Things got better over time. My milk supply went back up. I found a parenting support group. And we reached out to family for help. People from the group or a few family members would keep Finnick for a few hours at a time so we could breathe. My father in law came over and rocked her on his chest all night more than once so we could get more than 2 hours of sleep. At six months old, she started crying less, though things were still tough for her, and we didn’t know why. And when she was two we learned her 4th trimester struggle was because she had sensory processing disorder and was overwhelmed by all the things, and now we know she is autistic as well, as is my partner, and possibly me. Occupational therapy and learning how to help her navigate this world and accommodate her sensory and communication needs made a world of difference.
What is your truth?
You’re not failing at this. It’s hard. It’s really hard, and we have nothing in place to ease that burden. We have no pregnancy or parental leave. We have little access to the full spectrum of healthcare. We have no reliable safety nets. We have unhealthy work expectations and low wages. You are not failing at parenting. The system we have in place is failing you.

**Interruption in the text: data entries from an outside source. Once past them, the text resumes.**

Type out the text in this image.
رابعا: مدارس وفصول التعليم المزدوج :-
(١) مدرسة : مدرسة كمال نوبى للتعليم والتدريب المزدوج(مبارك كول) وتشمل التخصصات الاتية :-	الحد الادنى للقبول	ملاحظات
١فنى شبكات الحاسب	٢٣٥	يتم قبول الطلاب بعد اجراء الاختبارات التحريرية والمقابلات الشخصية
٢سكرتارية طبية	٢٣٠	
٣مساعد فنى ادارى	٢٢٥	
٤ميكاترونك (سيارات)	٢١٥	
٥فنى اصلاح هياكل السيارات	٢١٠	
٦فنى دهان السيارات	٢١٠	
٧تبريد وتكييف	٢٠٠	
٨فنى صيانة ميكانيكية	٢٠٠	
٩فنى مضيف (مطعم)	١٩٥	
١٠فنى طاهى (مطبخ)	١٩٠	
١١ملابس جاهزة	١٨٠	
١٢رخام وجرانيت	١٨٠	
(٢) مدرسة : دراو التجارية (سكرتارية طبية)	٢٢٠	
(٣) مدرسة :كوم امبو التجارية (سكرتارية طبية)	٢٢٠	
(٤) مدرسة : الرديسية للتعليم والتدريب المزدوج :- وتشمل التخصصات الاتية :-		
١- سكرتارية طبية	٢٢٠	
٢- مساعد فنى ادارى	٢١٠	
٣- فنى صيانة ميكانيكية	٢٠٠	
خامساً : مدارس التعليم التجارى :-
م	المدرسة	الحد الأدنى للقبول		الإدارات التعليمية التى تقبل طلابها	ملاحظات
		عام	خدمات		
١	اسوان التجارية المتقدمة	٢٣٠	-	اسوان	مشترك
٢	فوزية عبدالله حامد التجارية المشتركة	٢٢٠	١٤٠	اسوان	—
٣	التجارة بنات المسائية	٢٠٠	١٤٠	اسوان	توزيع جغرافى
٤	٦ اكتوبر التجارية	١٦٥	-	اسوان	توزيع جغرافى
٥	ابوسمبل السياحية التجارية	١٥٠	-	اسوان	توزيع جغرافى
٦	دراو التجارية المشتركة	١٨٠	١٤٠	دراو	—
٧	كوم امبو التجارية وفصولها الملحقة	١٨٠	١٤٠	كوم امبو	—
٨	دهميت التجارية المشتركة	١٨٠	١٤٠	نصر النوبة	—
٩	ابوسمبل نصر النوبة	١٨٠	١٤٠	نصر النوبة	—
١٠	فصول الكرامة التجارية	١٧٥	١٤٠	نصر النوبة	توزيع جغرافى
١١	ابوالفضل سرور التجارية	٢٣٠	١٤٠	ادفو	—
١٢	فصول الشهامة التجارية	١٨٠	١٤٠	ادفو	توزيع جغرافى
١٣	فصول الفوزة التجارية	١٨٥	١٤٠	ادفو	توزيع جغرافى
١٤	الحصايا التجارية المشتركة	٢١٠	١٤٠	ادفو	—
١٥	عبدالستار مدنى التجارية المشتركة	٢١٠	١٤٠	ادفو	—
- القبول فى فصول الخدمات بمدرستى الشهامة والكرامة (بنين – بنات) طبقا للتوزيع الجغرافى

Why did you choose to participate in this movement and share your story?
Because there are times I feel invisible, and I want to be seen. Because I am still doing the work of getting comfortable in my body, and I always will be. Because ash’s photos bring me joy. Because I want people to know it’s ok to struggle with pregnancy and parenting, and to not love every aspect of either. Because there are other parents like me out there, and I want them to know they are loved and they are valid, and it’s okay to not know the words for yourself or to discover them at any age or to just be a person without words or labels.